6. a carrier is characterized in that, it contains the described DNA of claim 1.

7. one kind with the described carrier transformed host cells of claim 6.

8. host cell as claimed in claim 7 is characterized in that this cell is intestinal bacteria.

9. host cell as claimed in claim 7 is characterized in that this cell is an eukaryotic cell.

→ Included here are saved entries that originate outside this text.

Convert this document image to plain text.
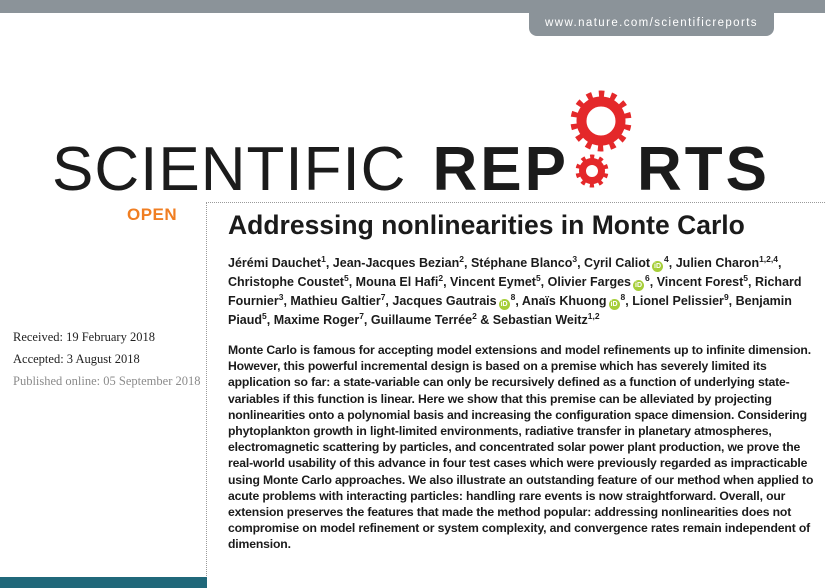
www.nature.com/scientificreports
SCIENTIFIC REP RTS
OPEN
Received: 19 February 2018
Accepted: 3 August 2018
Published online: 05 September 2018
Addressing nonlinearities in Monte Carlo
Jérémi Dauchet$^1$, Jean-Jacques Bezian$^2$, Stéphane Blanco$^3$, Cyril Caliot $iD^4$, Julien Charon$^{1,2,4}$, Christophe Coustet$^5$, Mouna El Hafi$^2$, Vincent Eymet$^5$, Olivier Farges $iD^6$, Vincent Forest$^5$, Richard Fournier$^3$, Mathieu Galtier$^7$, Jacques Gautrais $iD^8$, Anaïs Khuong $iD^8$, Lionel Pelissier$^9$, Benjamin Piaud$^5$, Maxime Roger$^7$, Guillaume Terrée$^2$ & Sebastian Weitz$^{1,2}$
Monte Carlo is famous for accepting model extensions and model refinements up to infinite dimension. However, this powerful incremental design is based on a premise which has severely limited its application so far: a state-variable can only be recursively defined as a function of underlying state-variables if this function is linear. Here we show that this premise can be alleviated by projecting nonlinearities onto a polynomial basis and increasing the configuration space dimension. Considering phytoplankton growth in light-limited environments, radiative transfer in planetary atmospheres, electromagnetic scattering by particles, and concentrated solar power plant production, we prove the real-world usability of this advance in four test cases which were previously regarded as impracticable using Monte Carlo approaches. We also illustrate an outstanding feature of our method when applied to acute problems with interacting particles: handling rare events is now straightforward. Overall, our extension preserves the features that made the method popular: addressing nonlinearities does not compromise on model refinement or system complexity, and convergence rates remain independent of dimension.
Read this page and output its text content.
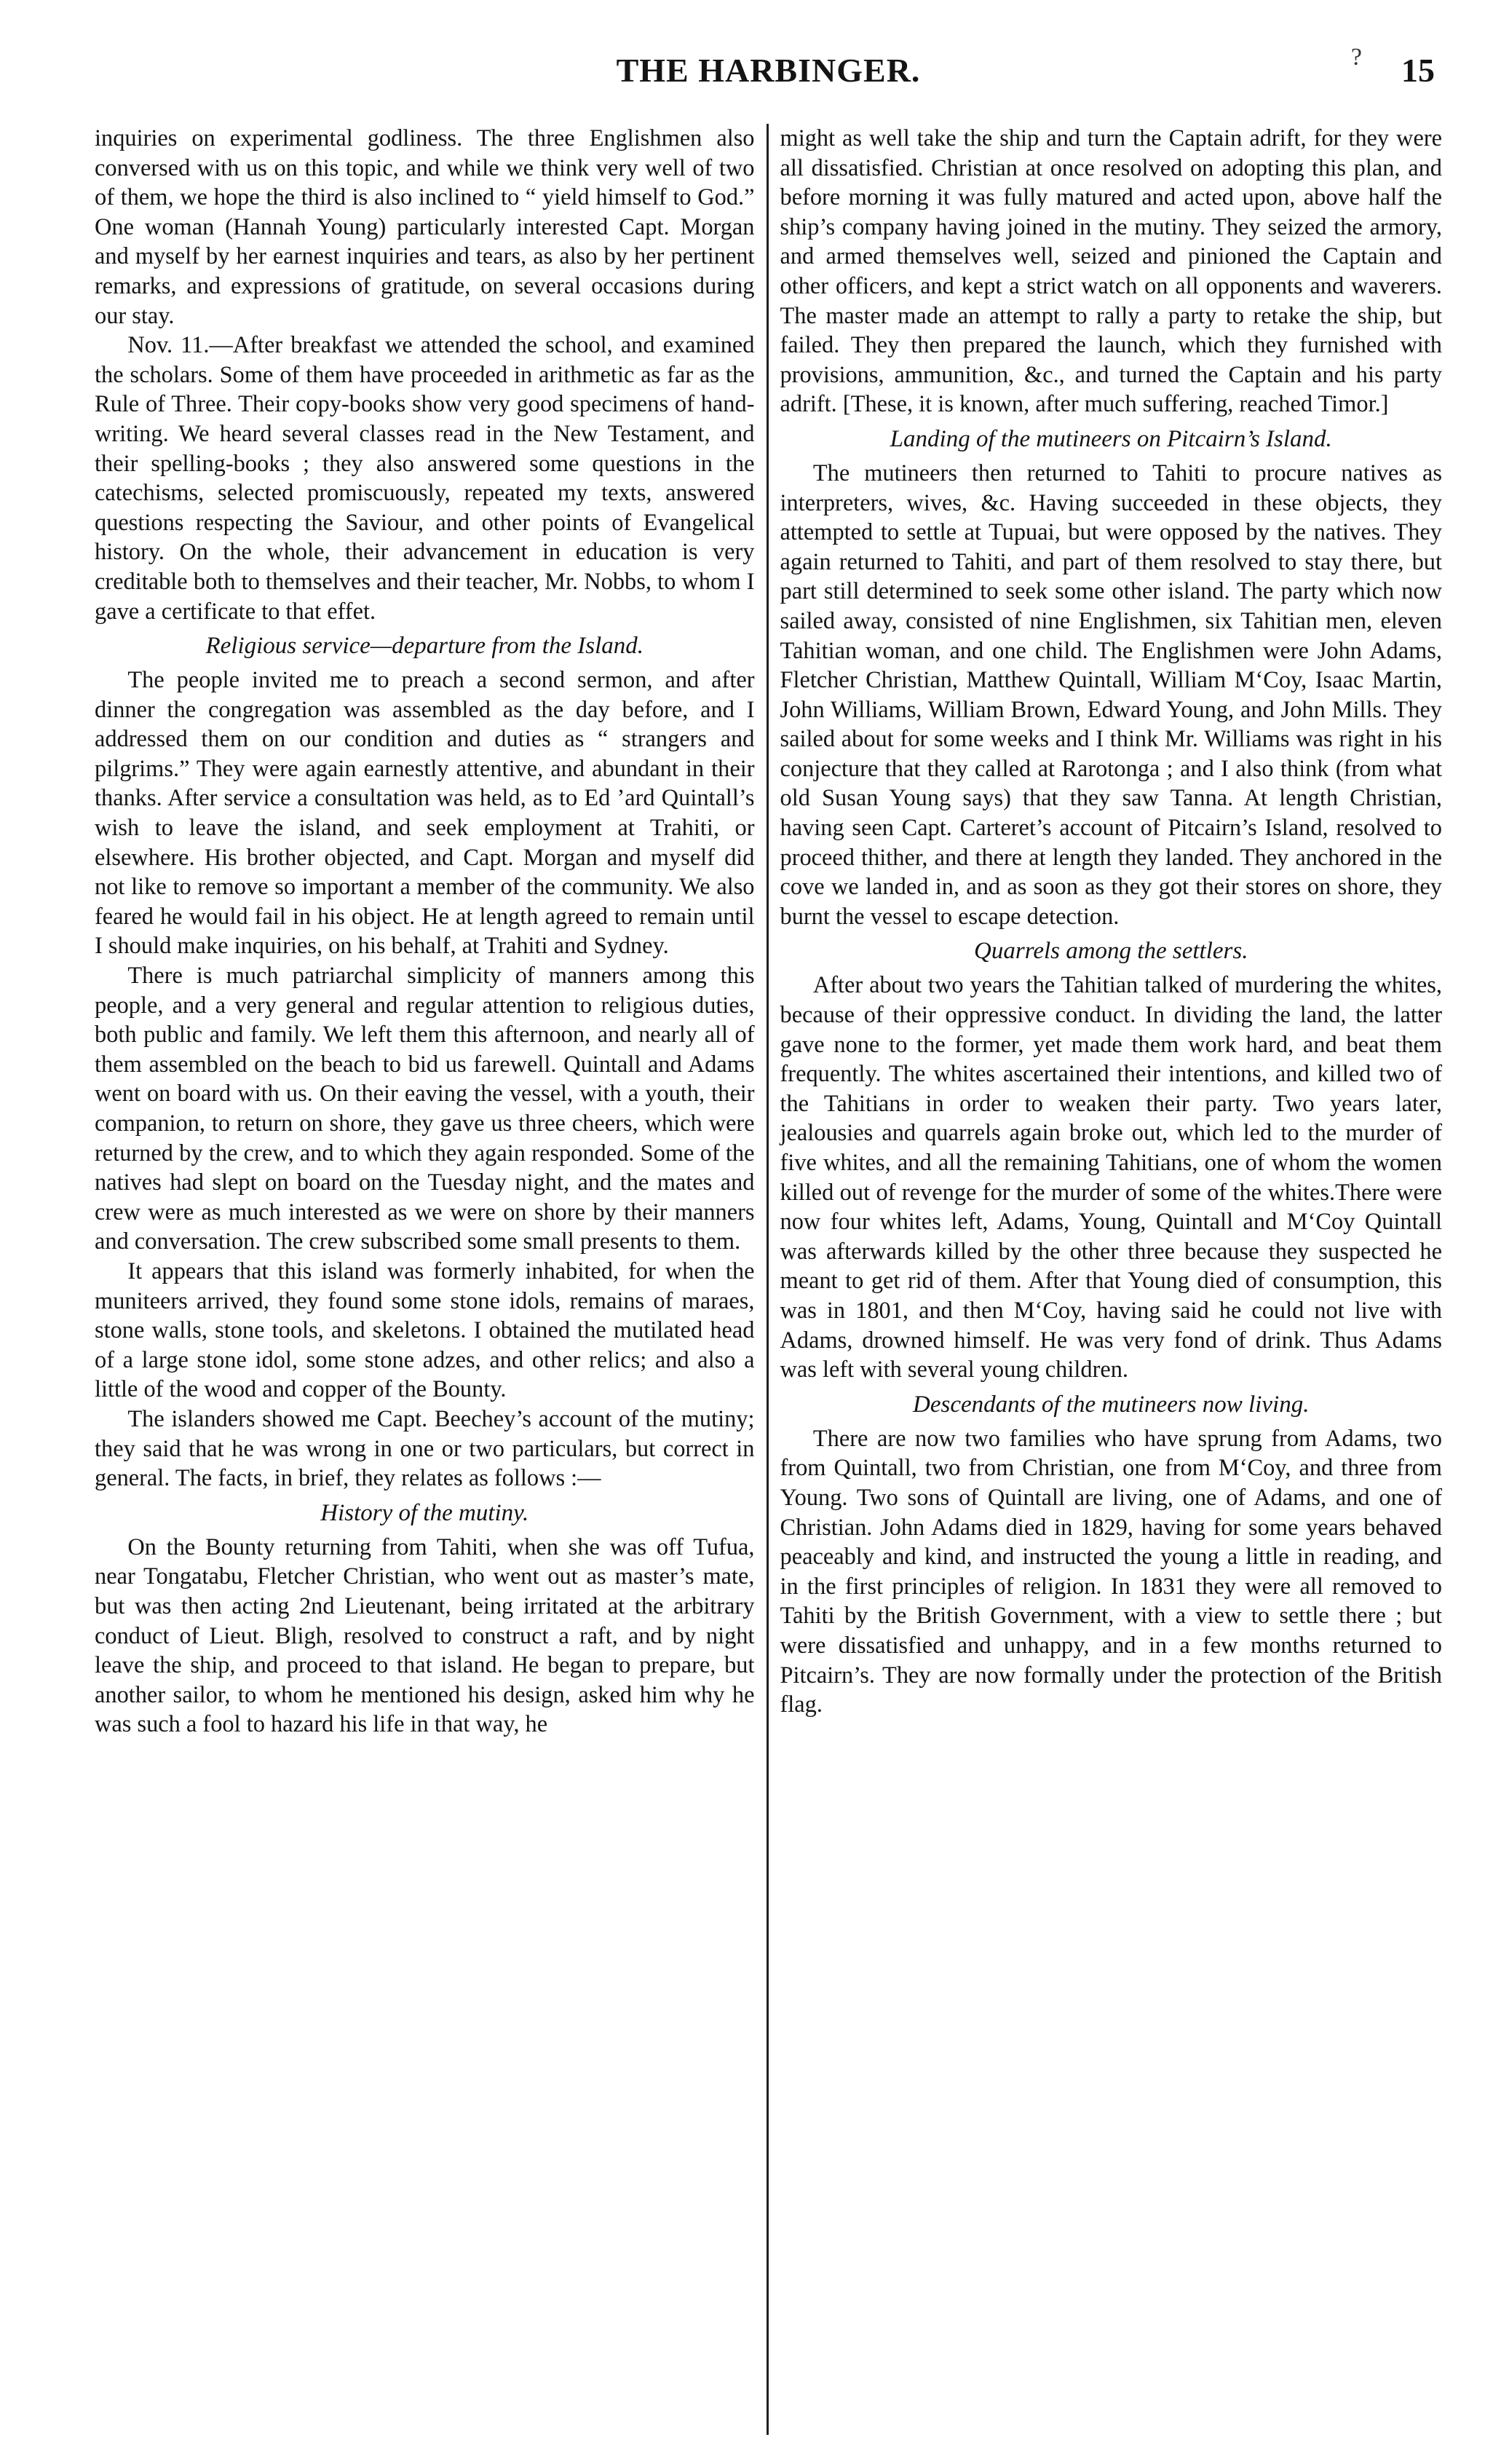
THE HARBINGER.	? 15

inquiries on experimental godliness. The three Englishmen also conversed with us on this topic, and while we think very well of two of them, we hope the third is also inclined to “ yield himself to God.” One woman (Hannah Young) particularly interested Capt. Morgan and myself by her earnest inquiries and tears, as also by her pertinent remarks, and expressions of gratitude, on several occasions during our stay.

Nov. 11.—After breakfast we attended the school, and examined the scholars. Some of them have proceeded in arithmetic as far as the Rule of Three. Their copy-books show very good specimens of hand-writing. We heard several classes read in the New Testament, and their spelling-books ; they also answered some questions in the catechisms, selected promiscuously, repeated my texts, answered questions respecting the Saviour, and other points of Evangelical history. On the whole, their advancement in education is very creditable both to themselves and their teacher, Mr. Nobbs, to whom I gave a certificate to that effet.

Religious service—departure from the Island.

The people invited me to preach a second sermon, and after dinner the congregation was assembled as the day before, and I addressed them on our condition and duties as “ strangers and pilgrims.” They were again earnestly attentive, and abundant in their thanks. After service a consultation was held, as to Ed ’ard Quintall’s wish to leave the island, and seek employment at Trahiti, or elsewhere. His brother objected, and Capt. Morgan and myself did not like to remove so important a member of the community. We also feared he would fail in his object. He at length agreed to remain until I should make inquiries, on his behalf, at Trahiti and Sydney.

There is much patriarchal simplicity of manners among this people, and a very general and regular attention to religious duties, both public and family. We left them this afternoon, and nearly all of them assembled on the beach to bid us farewell. Quintall and Adams went on board with us. On their eaving the vessel, with a youth, their companion, to return on shore, they gave us three cheers, which were returned by the crew, and to which they again responded. Some of the natives had slept on board on the Tuesday night, and the mates and crew were as much interested as we were on shore by their manners and conversation. The crew subscribed some small presents to them.

It appears that this island was formerly inhabited, for when the muniteers arrived, they found some stone idols, remains of maraes, stone walls, stone tools, and skeletons. I obtained the mutilated head of a large stone idol, some stone adzes, and other relics; and also a little of the wood and copper of the Bounty.

The islanders showed me Capt. Beechey’s account of the mutiny; they said that he was wrong in one or two particulars, but correct in general. The facts, in brief, they relates as follows :—

History of the mutiny.

On the Bounty returning from Tahiti, when she was off Tufua, near Tongatabu, Fletcher Christian, who went out as master’s mate, but was then acting 2nd Lieutenant, being irritated at the arbitrary conduct of Lieut. Bligh, resolved to construct a raft, and by night leave the ship, and proceed to that island. He began to prepare, but another sailor, to whom he mentioned his design, asked him why he was such a fool to hazard his life in that way, he

might as well take the ship and turn the Captain adrift, for they were all dissatisfied. Christian at once resolved on adopting this plan, and before morning it was fully matured and acted upon, above half the ship’s company having joined in the mutiny. They seized the armory, and armed themselves well, seized and pinioned the Captain and other officers, and kept a strict watch on all opponents and waverers. The master made an attempt to rally a party to retake the ship, but failed. They then prepared the launch, which they furnished with provisions, ammunition, &c., and turned the Captain and his party adrift. [These, it is known, after much suffering, reached Timor.]

Landing of the mutineers on Pitcairn’s Island.

The mutineers then returned to Tahiti to procure natives as interpreters, wives, &c. Having succeeded in these objects, they attempted to settle at Tupuai, but were opposed by the natives. They again returned to Tahiti, and part of them resolved to stay there, but part still determined to seek some other island. The party which now sailed away, consisted of nine Englishmen, six Tahitian men, eleven Tahitian woman, and one child. The Englishmen were John Adams, Fletcher Christian, Matthew Quintall, William M‘Coy, Isaac Martin, John Williams, William Brown, Edward Young, and John Mills. They sailed about for some weeks and I think Mr. Williams was right in his conjecture that they called at Rarotonga ; and I also think (from what old Susan Young says) that they saw Tanna. At length Christian, having seen Capt. Carteret’s account of Pitcairn’s Island, resolved to proceed thither, and there at length they landed. They anchored in the cove we landed in, and as soon as they got their stores on shore, they burnt the vessel to escape detection.

Quarrels among the settlers.

After about two years the Tahitian talked of murdering the whites, because of their oppressive conduct. In dividing the land, the latter gave none to the former, yet made them work hard, and beat them frequently. The whites ascertained their intentions, and killed two of the Tahitians in order to weaken their party. Two years later, jealousies and quarrels again broke out, which led to the murder of five whites, and all the remaining Tahitians, one of whom the women killed out of revenge for the murder of some of the whites.There were now four whites left, Adams, Young, Quintall and M‘Coy Quintall was afterwards killed by the other three because they suspected he meant to get rid of them. After that Young died of consumption, this was in 1801, and then M‘Coy, having said he could not live with Adams, drowned himself. He was very fond of drink. Thus Adams was left with several young children.

Descendants of the mutineers now living.

There are now two families who have sprung from Adams, two from Quintall, two from Christian, one from M‘Coy, and three from Young. Two sons of Quintall are living, one of Adams, and one of Christian. John Adams died in 1829, having for some years behaved peaceably and kind, and instructed the young a little in reading, and in the first principles of religion. In 1831 they were all removed to Tahiti by the British Government, with a view to settle there ; but were dissatisfied and unhappy, and in a few months returned to Pitcairn’s. They are now formally under the protection of the British flag.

10. one kind produces the proteic method of GGPPS, it is characterized in that this method comprises:

(a) the proteic nucleotide sequence of GGPPS of will encoding operationally is connected in expression regulation sequence, forms the GGPPS protein expression vector, a described nucleotide sequence coded polypeptide, and this polypeptide contains the sequence shown in the SEQ ID NO.4;

(b) change the expression vector in the step (a) over to host cell, form the proteic reconstitution cell of GGPPS;

(c) be fit to express under the condition of GGPPS protein polypeptide the reconstitution cell in the culturing step (b);

(d) isolate GGPPS albumen.

11. method as claimed in claim 10 is characterized in that, this sequence is from Nucleotide 54-953 position among the SEQ ID NO.3.